Visitors to the Coast are looking to do more than put their feet in the sand.
Educational tourism is trending as tourists are seeking out fulfilling experiences that don’t just yield shareable photos of picturesque landscapes but new knowledge as well.
With its uniquely diverse range of ecosystems and cultures, the West Coast seems well positioned to capitalize on this trend and local leaders are strengthening their collective lure.
Recognizing that tourism is a resource they all share, Tofino, Ucluelet, Tla-o-qui-aht First Nation and Ucluelet First Nation are working together to promote educational tourism on the West Coast rather than compete as individual communities.
These communities struck a regional learning committee in 2014 and, armed with roughly $60,000—$29,950 from the Island Coastal Economic Trust, $24,950 from Pacific Salmon Treaty funds and $5,000 from the Clayoquot Biosphere Trust—kicked off the first phase of an educational tourism initiative.
This work included an inventory of regional assets and tools, a capacity building strategy and an education market research strategy report put together by Royal Road University.
Royal Roads presented the results of its research last March and the committee used this information to design their next step towards boosting the region’s educational tourism capacity.
The committee recently announced the launch of a second phase, which will include developing a website and reaching out to universities and other educational organizations to attract more programming to the region.
The Clayoquot Biosphere Trust (CBT), which was a key player in phase one’s work, was pegged as the right resource to mine in the next stage and has signed on to fulfill a $70,000 contract for phase two.
The CBT’s executive director Rebecca Hurwitz told the Westerly she’s excited about the project and that it will help establish regional governance for the educational tourism initiative and create strong marketing and communication tools to support program delivery.
She added the new website would serve as a valuable online hub to help tourists hook up with the educational opportunities they’re looking for.
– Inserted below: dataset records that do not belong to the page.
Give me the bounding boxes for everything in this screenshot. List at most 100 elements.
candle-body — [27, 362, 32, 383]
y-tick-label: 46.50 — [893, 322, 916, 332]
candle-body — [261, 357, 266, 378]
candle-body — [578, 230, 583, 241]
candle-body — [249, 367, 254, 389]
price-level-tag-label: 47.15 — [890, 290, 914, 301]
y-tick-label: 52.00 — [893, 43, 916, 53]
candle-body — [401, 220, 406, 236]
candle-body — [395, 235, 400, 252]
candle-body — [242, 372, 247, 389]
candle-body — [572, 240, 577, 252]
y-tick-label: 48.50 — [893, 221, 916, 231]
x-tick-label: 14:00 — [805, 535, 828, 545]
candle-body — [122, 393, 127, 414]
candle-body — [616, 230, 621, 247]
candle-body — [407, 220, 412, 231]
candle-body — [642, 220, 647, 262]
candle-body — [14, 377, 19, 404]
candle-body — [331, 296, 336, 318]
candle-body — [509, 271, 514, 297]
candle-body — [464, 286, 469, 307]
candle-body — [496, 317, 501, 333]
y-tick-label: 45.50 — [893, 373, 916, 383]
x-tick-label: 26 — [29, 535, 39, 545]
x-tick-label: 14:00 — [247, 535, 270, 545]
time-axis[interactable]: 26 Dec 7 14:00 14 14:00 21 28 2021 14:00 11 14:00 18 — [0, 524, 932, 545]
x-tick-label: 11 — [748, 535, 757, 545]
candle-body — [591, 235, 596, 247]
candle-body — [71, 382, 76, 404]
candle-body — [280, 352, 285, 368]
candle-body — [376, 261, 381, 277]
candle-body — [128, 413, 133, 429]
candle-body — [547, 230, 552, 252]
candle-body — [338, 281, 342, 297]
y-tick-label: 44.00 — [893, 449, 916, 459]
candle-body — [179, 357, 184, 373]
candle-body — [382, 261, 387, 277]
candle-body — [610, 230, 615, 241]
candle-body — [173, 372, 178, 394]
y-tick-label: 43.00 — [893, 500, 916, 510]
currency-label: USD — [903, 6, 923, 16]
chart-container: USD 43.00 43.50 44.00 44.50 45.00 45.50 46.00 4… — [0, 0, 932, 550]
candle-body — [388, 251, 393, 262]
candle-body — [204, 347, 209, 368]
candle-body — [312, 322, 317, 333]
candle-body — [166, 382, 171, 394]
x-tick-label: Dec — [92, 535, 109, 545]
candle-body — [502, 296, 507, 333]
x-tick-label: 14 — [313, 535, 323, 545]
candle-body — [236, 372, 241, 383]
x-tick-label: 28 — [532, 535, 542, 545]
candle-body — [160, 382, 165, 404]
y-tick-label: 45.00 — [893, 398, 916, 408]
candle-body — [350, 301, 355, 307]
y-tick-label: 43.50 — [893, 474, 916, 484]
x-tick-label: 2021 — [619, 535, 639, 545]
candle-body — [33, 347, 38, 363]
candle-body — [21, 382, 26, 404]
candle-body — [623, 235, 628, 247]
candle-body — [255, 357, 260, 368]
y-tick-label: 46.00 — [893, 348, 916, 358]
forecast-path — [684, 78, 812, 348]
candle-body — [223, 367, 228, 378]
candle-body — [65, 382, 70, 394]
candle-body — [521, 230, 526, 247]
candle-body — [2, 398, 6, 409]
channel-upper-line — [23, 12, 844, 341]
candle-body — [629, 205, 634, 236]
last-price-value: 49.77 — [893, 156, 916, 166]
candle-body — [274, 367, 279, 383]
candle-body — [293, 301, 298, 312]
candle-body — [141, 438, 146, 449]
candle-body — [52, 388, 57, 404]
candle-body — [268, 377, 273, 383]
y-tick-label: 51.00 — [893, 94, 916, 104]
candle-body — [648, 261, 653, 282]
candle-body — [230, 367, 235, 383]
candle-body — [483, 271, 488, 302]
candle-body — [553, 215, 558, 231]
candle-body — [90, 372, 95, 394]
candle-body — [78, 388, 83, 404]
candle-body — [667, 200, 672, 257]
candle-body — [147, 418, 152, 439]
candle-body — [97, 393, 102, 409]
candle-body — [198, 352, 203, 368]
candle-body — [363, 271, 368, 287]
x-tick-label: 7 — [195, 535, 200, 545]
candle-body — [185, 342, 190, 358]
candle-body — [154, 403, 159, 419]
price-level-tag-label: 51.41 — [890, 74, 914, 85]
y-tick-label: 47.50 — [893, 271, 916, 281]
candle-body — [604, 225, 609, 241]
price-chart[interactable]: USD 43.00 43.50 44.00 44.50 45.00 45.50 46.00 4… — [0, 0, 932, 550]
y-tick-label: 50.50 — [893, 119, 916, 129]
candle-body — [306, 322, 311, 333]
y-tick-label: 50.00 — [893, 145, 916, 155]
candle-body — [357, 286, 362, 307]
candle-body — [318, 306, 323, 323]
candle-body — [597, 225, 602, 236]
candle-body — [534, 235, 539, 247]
“We want folks to be coming here for educational tourism opportunities but, right now, when they Google that from outside the region they don’t land on a page that actually captures all of the opportunities that are available here,” she said.
“We want to showcase all of those on one website and link them to the organizations and the communities that are delivering them so that people can really see the full suite of opportunities that are here and then we can start to grow that more and more.”
Hurwitz said the West Coast boasts a strong roster of local organizations that provide solid educational offerings for vacationers and educational groups to feast on.
“It’s important for us to be working with the destination marketing organizations locally and with other folks who are doing marketing in our region so that we’re really tied in with who the visitors are and we’re able to appeal to those demographics,” she said.
She said the West Coast’s educational tourism pursuit would bring benefits to locals outside of economic success.
“One of the models that we are testing is how we can ensure that the new opportunities are benefitting locals,” she said. “If groups or universities are bringing field study programs out here, we’d love to see that locals are also participating in the education that’s being offered.”
She added the market for educational experiences is booming and fits perfectly with the West Coast’s strengths.
“It’s really leveraging what we’ve already got going on and it’s a great opportunity to build out those shoulder seasons as well, rather than trying to attract more visitors in the summertime I think there’s a lot of programs that would be a good fit in the fall and winter,” she said.
“We have a diverse range of ecosystems and communities that people are hungry to learn about and that puts us at an advantage…It’s not just the ecosystems, it’s also our communities of people and the arts and culture that we have to offer.”
She expects phase two to be wrapped up within a year and said locals should be excited about what’s in store.
“They’re going to have new opportunities for their own education and also be meeting with new visitors who are bringing their skills and experience to our area,” she said.
Ucluelet First Nation director of operations Iris Frank said the CBT is the perfect group to take on the task.
“The CBT has a regional mandate,” she said. “It is natural to house this initiative with the CBT who will continue to collaborate with each community.”
Tofino Mayor Josie Osborne has been thrilled with the West Coast’s collaboration.
“Our communities worked jointly to understand the local education assets and needs, as well as educational tourism opportunities,” she said. “By working together, we have laid the foundation to diversify and build the region’s learning economy as well as provide new opportunities for local residents.”
Ucluelet Mayor Diane St. Jacques agreed.
“We are excited to see the economic impacts of this project, as well as the other opportunities that are opened up as a result of these next steps,” she said.
The regional committee has invited the Ahousaht, Hesquiaht and Toquaht First Nations to participate in phase two, according to Hurwitz.